Pose snapshots are encoded as a fixed 386-byte binary blob (head pose +
two hands × 25 quantized joints) wrapped in base64 inside the JSON
envelope. See `src/core/codec/PoseCodec.ts` for the byte layout.

---

## Samples

See [`samples/SAMPLES.md`](./samples/SAMPLES.md). Highlights:

- `samples/basic/presence` — see remote heads (and hands in XR with hand
  tracking).
- `samples/basic/objects` — drag a shared cube; ownership transfers on grab.
- `samples/basic/events` — broadcast emoji bursts via the RPC bus.
- `samples/basic/voice` — push-to-talk spatial voice chat. WASD/mouse
  (or gamepad sticks) to walk around in 2D; the headset's pose drives
  it in XR.
- `samples/basic/transports` — switch transports at runtime.
- `samples/netblocks/` — assembled "shared room" demo combining
  presence + objects + chat + emoji-burst RPC + voice. (Top-level
  headline sample.)

All samples default to `BroadcastChannelTransport` (two tabs in the same
browser, no signaling, no rate-limit risk). A small HUD lets you "Start
new room" — that flips the URL to `?room=ABCD`, switches the sample to
`WebRTCTransport`, and gives you a 4-character code to share with a
friend on another device. The library's `joinRoom` default is still
`WebRTCTransport`; only the in-tree samples opt into local mode for
zero-friction first-run.

---

## Design choices and trade-offs

- **Cooperative ownership over server authority.** netblocks does not assume
  a backend — most setups use peer-to-peer or a dumb relay. We resolve
  conflicts by preferring the lower peer id on race, which is good enough
  for pickup-and-throw semantics. For competitive/anti-cheat workloads,
  add a server-authoritative arbiter on top of the same protocol.
- **JSON envelopes, binary pose payloads.** JSON keeps the protocol
  introspectable (open dev-tools and read traffic) without sacrificing
  pose bandwidth — pose is the only frame we send at frame-rate, so we
  spend the complexity budget there.
- **Fixed 20 Hz pose / object updates.** Tunable, but defaults work for
  every browser/device combination we tested. Avatars use lerp/slerp
  smoothing so 20 Hz looks like 60 Hz.
- **No CRDT.** Shared documents are out of scope. If you need them, layer
  Yjs or Automerge on top of `session.events.emit('crdt-update', ...)`.

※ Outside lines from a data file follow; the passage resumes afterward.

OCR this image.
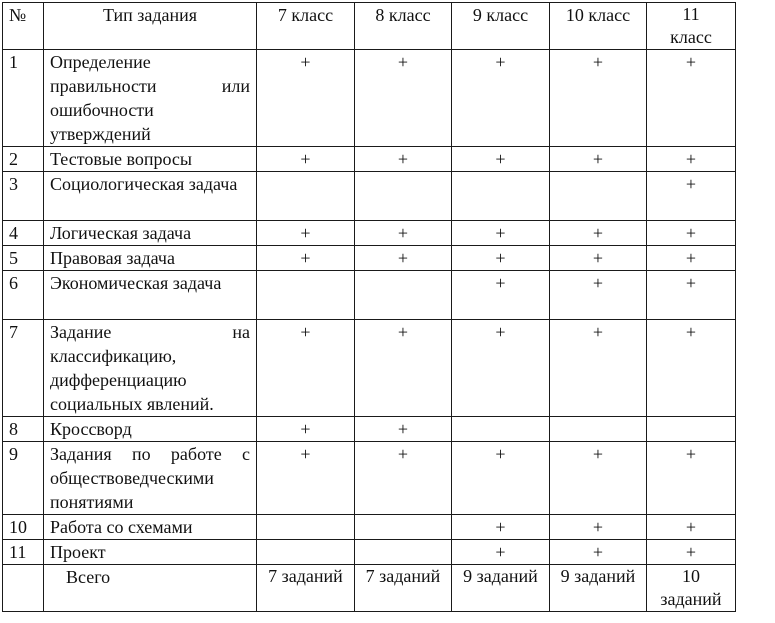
№	Тип задания	7 класс	8 класс	9 класс	10 класс	11 класс
1	Определение правильности или ошибочности утверждений	+	+	+	+	+
2	Тестовые вопросы	+	+	+	+	+
3	Социологическая задача					+
4	Логическая задача	+	+	+	+	+
5	Правовая задача	+	+	+	+	+
6	Экономическая задача			+	+	+
7	Задание на классификацию, дифференциацию социальных явлений.	+	+	+	+	+
8	Кроссворд	+	+			
9	Задания по работе с обществоведческими понятиями	+	+	+	+	+
10	Работа со схемами			+	+	+
11	Проект			+	+	+
	Всего	7 заданий	7 заданий	9 заданий	9 заданий	10 заданий
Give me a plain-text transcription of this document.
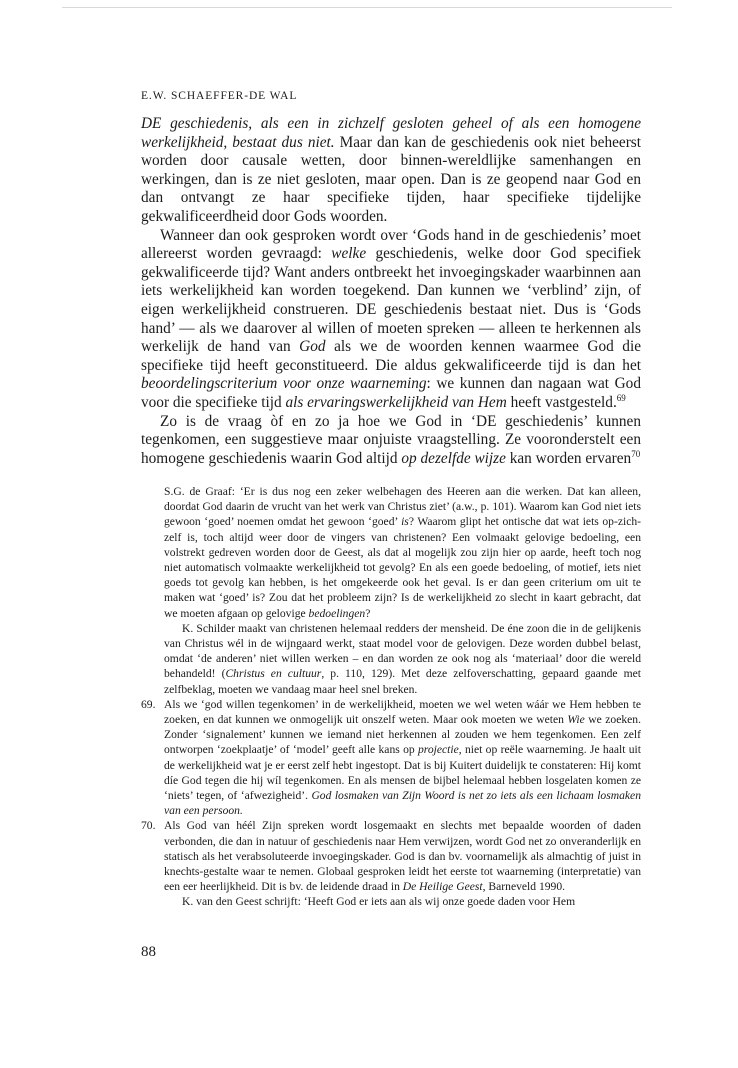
E.W. SCHAEFFER-DE WAL

DE geschiedenis, als een in zichzelf gesloten geheel of als een homogene werkelijkheid, bestaat dus niet. Maar dan kan de geschiedenis ook niet beheerst worden door causale wetten, door binnen-wereldlijke samenhangen en werkingen, dan is ze niet gesloten, maar open. Dan is ze geopend naar God en dan ontvangt ze haar specifieke tijden, haar specifieke tijdelijke gekwalificeerdheid door Gods woorden.

Wanneer dan ook gesproken wordt over ‘Gods hand in de geschiedenis’ moet allereerst worden gevraagd: welke geschiedenis, welke door God specifiek gekwalificeerde tijd? Want anders ontbreekt het invoegingskader waarbinnen aan iets werkelijkheid kan worden toegekend. Dan kunnen we ‘verblind’ zijn, of eigen werkelijkheid construeren. DE geschiedenis bestaat niet. Dus is ‘Gods hand’ — als we daarover al willen of moeten spreken — alleen te herkennen als werkelijk de hand van God als we de woorden kennen waarmee God die specifieke tijd heeft geconstitueerd. Die aldus gekwalificeerde tijd is dan het beoordelingscriterium voor onze waarneming: we kunnen dan nagaan wat God voor die specifieke tijd als ervaringswerkelijkheid van Hem heeft vastgesteld.$^{69}$

Zo is de vraag òf en zo ja hoe we God in ‘DE geschiedenis’ kunnen tegenkomen, een suggestieve maar onjuiste vraagstelling. Ze vooronderstelt een homogene geschiedenis waarin God altijd op dezelfde wijze kan worden ervaren$^{70}$

S.G. de Graaf: ‘Er is dus nog een zeker welbehagen des Heeren aan die werken. Dat kan alleen, doordat God daarin de vrucht van het werk van Christus ziet’ (a.w., p. 101). Waarom kan God niet iets gewoon ‘goed’ noemen omdat het gewoon ‘goed’ is? Waarom glipt het ontische dat wat iets op-zich-zelf is, toch altijd weer door de vingers van christenen? Een volmaakt gelovige bedoeling, een volstrekt gedreven worden door de Geest, als dat al mogelijk zou zijn hier op aarde, heeft toch nog niet automatisch volmaakte werkelijkheid tot gevolg? En als een goede bedoeling, of motief, iets niet goeds tot gevolg kan hebben, is het omgekeerde ook het geval. Is er dan geen criterium om uit te maken wat ‘goed’ is? Zou dat het probleem zijn? Is de werkelijkheid zo slecht in kaart gebracht, dat we moeten afgaan op gelovige bedoelingen?

K. Schilder maakt van christenen helemaal redders der mensheid. De éne zoon die in de gelijkenis van Christus wél in de wijngaard werkt, staat model voor de gelovigen. Deze worden dubbel belast, omdat ‘de anderen’ niet willen werken – en dan worden ze ook nog als ‘materiaal’ door die wereld behandeld! (Christus en cultuur, p. 110, 129). Met deze zelfoverschatting, gepaard gaande met zelfbeklag, moeten we vandaag maar heel snel breken.

69. Als we ‘god willen tegenkomen’ in de werkelijkheid, moeten we wel weten wáár we Hem hebben te zoeken, en dat kunnen we onmogelijk uit onszelf weten. Maar ook moeten we weten Wie we zoeken. Zonder ‘signalement’ kunnen we iemand niet herkennen al zouden we hem tegenkomen. Een zelf ontworpen ‘zoekplaatje’ of ‘model’ geeft alle kans op projectie, niet op reële waarneming. Je haalt uit de werkelijkheid wat je er eerst zelf hebt ingestopt. Dat is bij Kuitert duidelijk te constateren: Hij komt díe God tegen die hij wíl tegenkomen. En als mensen de bijbel helemaal hebben losgelaten komen ze ‘niets’ tegen, of ‘afwezigheid’. God losmaken van Zijn Woord is net zo iets als een lichaam losmaken van een persoon.
70. Als God van héél Zijn spreken wordt losgemaakt en slechts met bepaalde woorden of daden verbonden, die dan in natuur of geschiedenis naar Hem verwijzen, wordt God net zo onveranderlijk en statisch als het verabsoluteerde invoegingskader. God is dan bv. voornamelijk als almachtig of juist in knechts-gestalte waar te nemen. Globaal gesproken leidt het eerste tot waarneming (interpretatie) van een eer heerlijkheid. Dit is bv. de leidende draad in De Heilige Geest, Barneveld 1990.

K. van den Geest schrijft: ‘Heeft God er iets aan als wij onze goede daden voor Hem

88
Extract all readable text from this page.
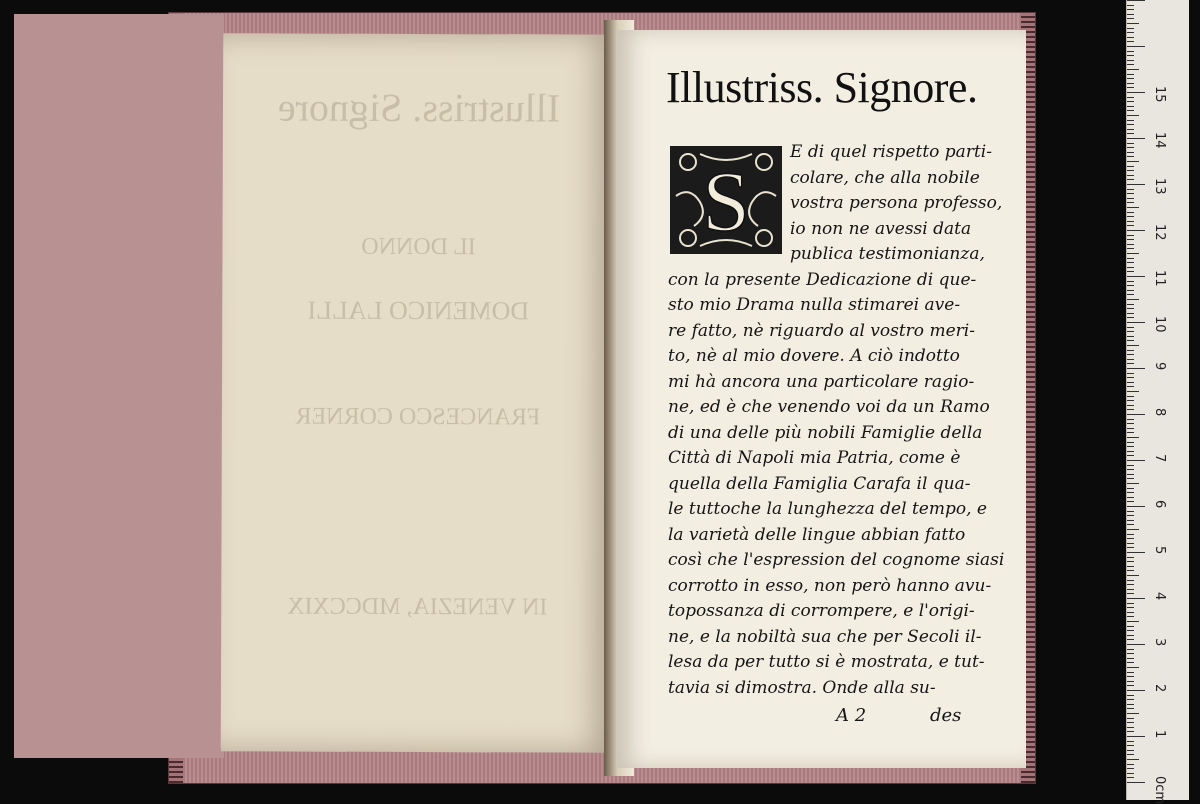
Illustriss. Signore
IL DONNO
DOMENICO LALLI
FRANCESCO CORNER
IN VENEZIA, MDCCXIX
Illustriss. Signore.
S
E di quel rispetto parti-
colare, che alla nobile
vostra persona professo,
io non ne avessi data
publica testimonianza,
con la presente Dedicazione di que-
sto mio Drama nulla stimarei ave-
re fatto, nè riguardo al vostro meri-
to, nè al mio dovere. A ciò indotto
mi hà ancora una particolare ragio-
ne, ed è che venendo voi da un Ramo
di una delle più nobili Famiglie della
Città di Napoli mia Patria, come è
quella della Famiglia Carafa il qua-
le tuttoche la lunghezza del tempo, e
la varietà delle lingue abbian fatto
così che l'espression del cognome siasi
corrotto in esso, non però hanno avu-
topossanza di corrompere, e l'origi-
ne, e la nobiltà sua che per Secoli il-
lesa da per tutto si è mostrata, e tut-
tavia si dimostra. Onde alla su-
A 2	des
0cm
1
2
3
4
5
6
7
8
9
10
11
12
13
14
15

## Security and threat model

netblocks is a **demo / prototype** networking layer. It is meant for
small, cooperative rooms (think hack-day demos, internal share-screen
moments, classroom co-presence) where every participant is trusted to
play nice. A hardening pass against malicious peers is **out of scope**
for this addon. In particular:

- **Ownership claims are cooperative.** Any peer can claim, hold, or
  release any `NetObject` simply by saying so. There is no central
  arbiter; conflicts are tie-broken by lexicographic peer id, not by
  authority. See `NetObjectRegistry`.
- **Event sources are cooperative.** `session.events` handlers receive
  the transport-reported sender id, but payloads are not signed. A
  peer-to-peer transport cannot prevent a malicious peer from forging
  topics, spoofing payloads, or impersonating another peer. See
  `NetEvents`.
- **Transports do not authenticate peers.** Both
  `BroadcastChannelTransport` and `WebRTCTransport` (via the public
  PeerJS broker) accept any browser tab that knows the room id. Treat
  room ids as the only access control.
- **No rate limiting.** A misbehaving peer can saturate your room with
  presence updates or RPC traffic.

For adversarial environments — anti-cheat, payments, anything where a
malicious peer's actions cost real money or trust — terminate state at a
server you control, validate every incoming message, and use netblocks
only as a presence/transport veneer above that arbiter.